The need for new streams of revenue to support higher education have become more urgent. Not all colleges and universities will make it out of this most recent period of financial turmoil. It’s not at all too early to dream of SDSU Mission Valley’s contributions. It is a self-supporting project, with the revenues generated by the site repaying the bonds which supported its development, and public-private partnerships leveraging private sector financing. Critically, in the long term, it will also contribute to easing SDSU’s overall reliance on the state allocation for operating revenue.
This is not a distant dream. The urgency of the need is felt today, and we are breaking ground this month. San Diegans will be watching the 2022 football season from the first multi-use stadium complex built to accommodate pandemic-related enhanced safety features from day one. The community assets that dramatically improve the Mission Valley region are also part of the immediate work, with planning for academic spaces and the innovation district thereafter.
The site construction will also have an economic multiplier effect in San Diego, as the stadium lot fills with bulldozers and graders, cement mixers and cranes and skilled laborers. In addition to Aztec Stadium and the community-serving River Park, they will prepare the site for the future construction of: 15 buildings to support education, research, technology and entrepreneurial activity; 18 buildings to provide 4,600 housing units for students, faculty, staff and the general public; and a hotel that will attract academically-oriented meetings and conferences. The site will also have restaurants, a grocery store and neighborhood-serving shops.
Imagine future scientists joining industry partners to expand on the laboratory work of viral ecologist Forest Rohwer and Naveen Vaidya, an expert in computer modeling, who received a grant from the National Science Foundation this year to explore how the coronavirus spreads in the environment.

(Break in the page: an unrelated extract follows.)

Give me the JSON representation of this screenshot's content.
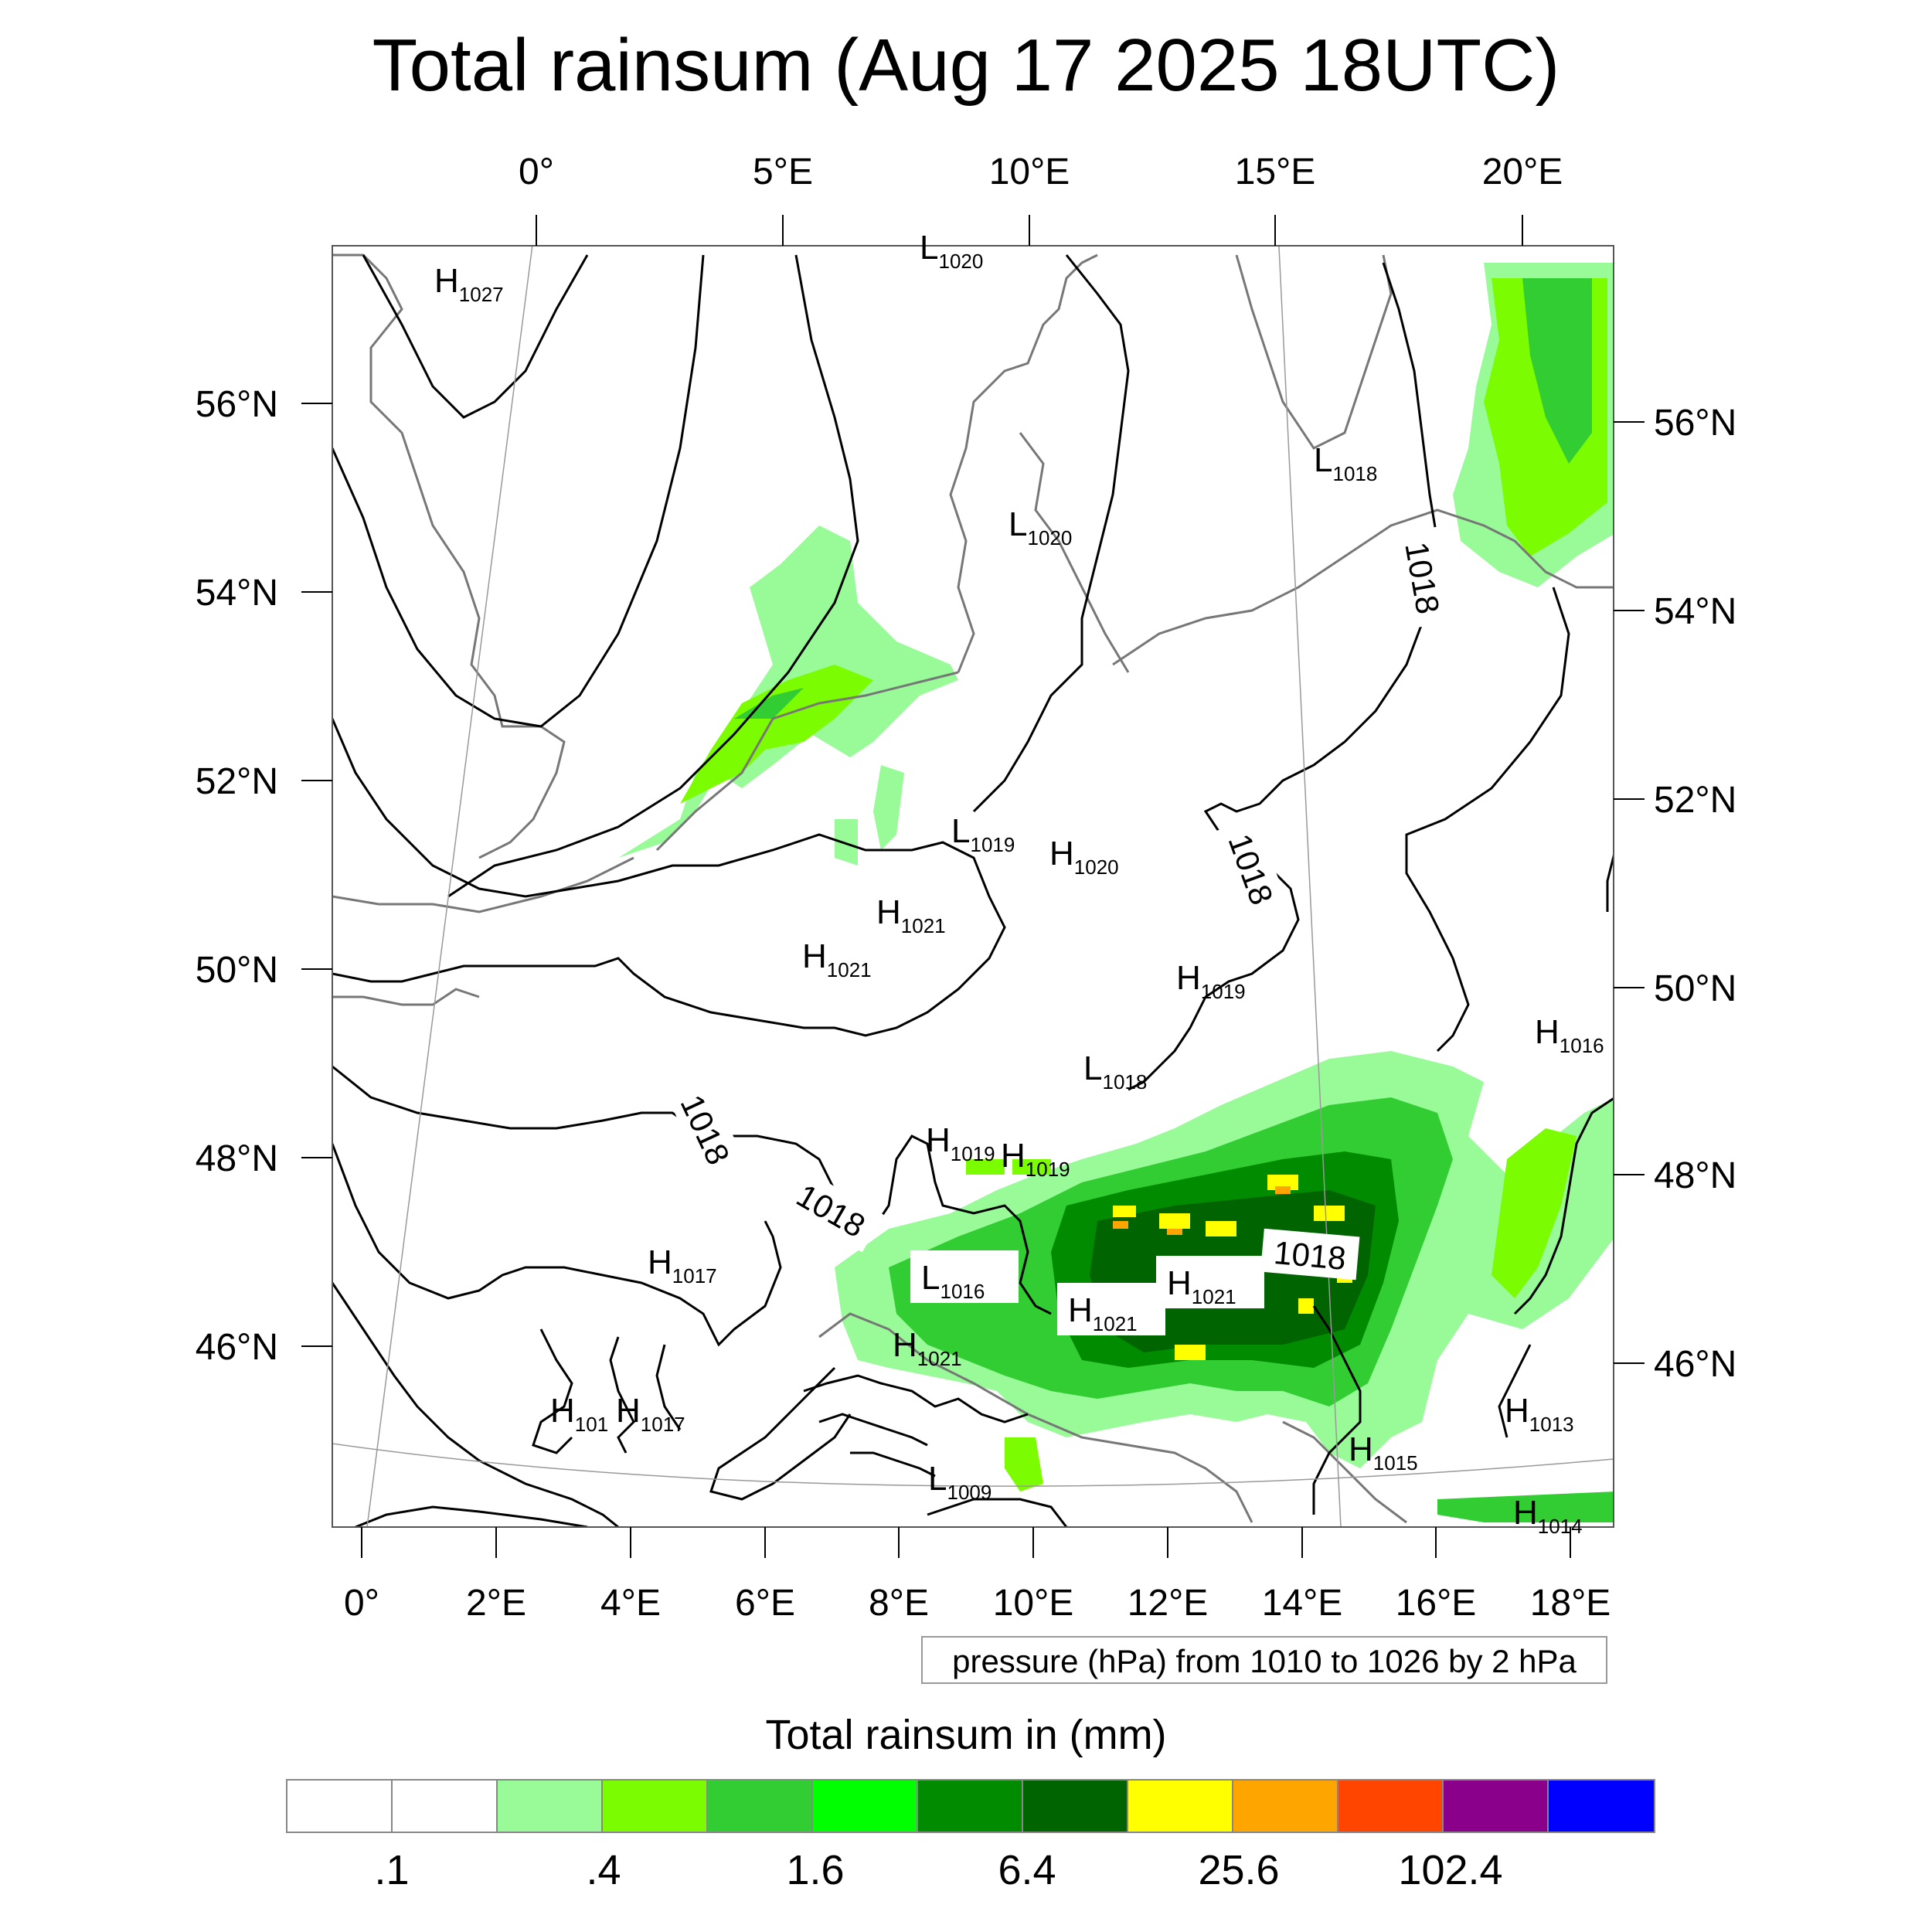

SDSU’s graduate programs in the School of Public Health were ranked No. 23 in the latest assessment by U.S. News & World Report, and its researchers are frequent partners with San Diego County health officials. Today their laboratories are incongruously housed in Hardy Memorial Tower, a Works Progress Administration building constructed in 1931. Their urgent investigations could make good use of a 21st century upgrade.
And a pointed example: In 2018, SDSU’s Engineering and Interdisciplinary Sciences Complex propelled the university into a multidisciplinary approach to engineering, science and entrepreneurship and advancing SDSU toward its goal of a more national role in public research. The Innovation District may house the equivalent of many similar efforts. It won’t be all test tubes and telescopes. Another SDSU strength is in film and theater arts — they, too, need space to grow and help propel students into a multibillion-dollar entertainment industry.
Having additional, modern educational offerings meets the needs for students and employers of the future. Let’s all be reminded: In November 1983, San Diego civic leaders presented voters with a ballot measure to construct a new downtown convention center. It passed and the city never looked back.
Decades from now, SDSU Mission Valley will be the signature project that defines the future not only for our university, but for the future of higher education.
Adela de la Torre, Ph.D., is president of San Diego State University.